Achieving exceptional strength-ductility synergy in the GH4698 nickel-based superalloy via heterogeneous grains and L12-γ′ nanoprecipitates with bimodal size distribution

Abstract

Structural materials with the heterogeneous microstructures offer unique combinations of strength and ductility. In this study, a nickel-based superalloy with a heterogeneous microstructure consisting of retained deformed and recrystallized grains, and the L1₂-γ′ nanoprecipitates with a bimodal size distribution, is synthesized using cryogenic rolling at 77 K, followed by annealing and aging. The larger precipitates are primarily located in the retained deformed grains, while the smaller ones are uniformly distributed throughout both the retained deformed and recrystallized grains.
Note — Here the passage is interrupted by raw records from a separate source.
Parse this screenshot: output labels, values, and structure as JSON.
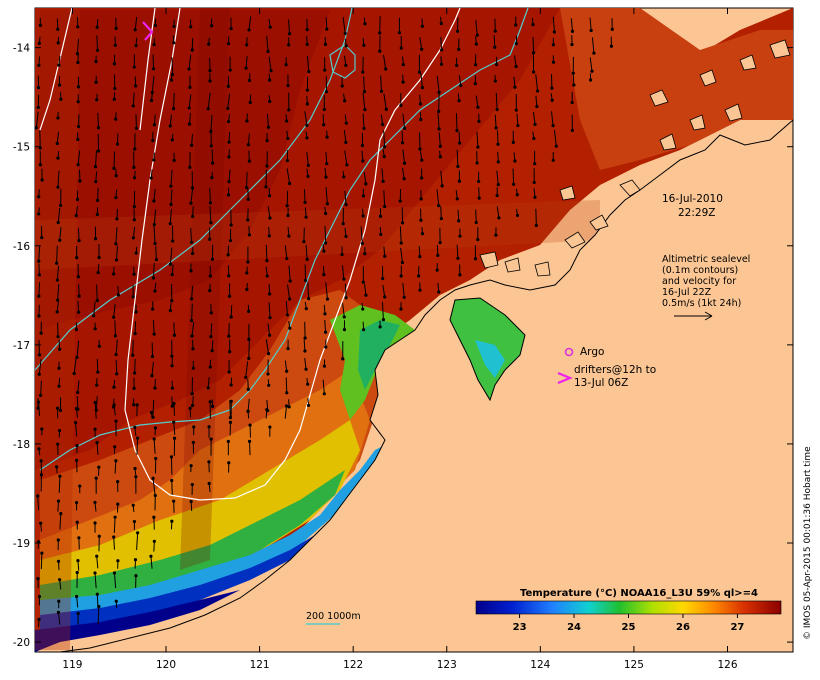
{
  "map": {
    "title_date": "16-Jul-2010",
    "title_time": "22:29Z",
    "lon_ticks": [
      "119",
      "120",
      "121",
      "122",
      "123",
      "124",
      "125",
      "126"
    ],
    "lat_ticks": [
      "-14",
      "-15",
      "-16",
      "-17",
      "-18",
      "-19",
      "-20"
    ],
    "lon_range": [
      118.6,
      126.7
    ],
    "lat_range": [
      -20.1,
      -13.6
    ],
    "altimetry_note": [
      "Altimetric sealevel",
      "(0.1m contours)",
      "and velocity for",
      "16-Jul 22Z",
      "0.5m/s (1kt 24h)"
    ],
    "argo_label": "Argo",
    "drifter_label": [
      "drifters@12h to",
      "13-Jul 06Z"
    ],
    "depth_legend": "200  1000m",
    "colorbar": {
      "title": "Temperature (°C) NOAA16_L3U 59% ql>=4",
      "ticks": [
        "23",
        "24",
        "25",
        "26",
        "27"
      ],
      "range": [
        22.2,
        27.8
      ]
    },
    "credit": "© IMOS 05-Apr-2015 00:01:36 Hobart time",
    "colors": {
      "land": "#fbc694",
      "contour_200": "#55cccc",
      "contour_1000": "#ffffff",
      "argo": "#dd33dd",
      "drifter": "#ee22ee"
    }
  }
}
Benefiting from the heterogeneous structure, the alloy exhibits an exceptional strength-ductility synergy, with an ultimate tensile strength of 1612 MPa and uniform elongation of 14.2 %. During deformation, the dislocations interact with L1₂-γ′ nanoprecipitates, stacking faults, and the Lomer-Cottrell locks, which contributes to the high strength-ductility synergy. The contributions of intrinsic strengthening, grain boundary strengthening, heterogeneous deformation induced (HDI) hardening, and precipitation strengthening were quantitatively assessed. Amongst these, HDI hardening and precipitation strengthening were identified as the primary contributors to the high strength. The heterogeneous deformation between the retained deformed grains and recrystallized grains plays a significant role in enhancing the ductility. Furthermore, the evolution of the Taylor factor and textures before and after deformation was investigated. Our findings offer a strategy to design heterogeneous grain structures composing L1₂-γ′ nanoprecipitates, which achieve high strength-ductility synergy in the nickel-based superalloys.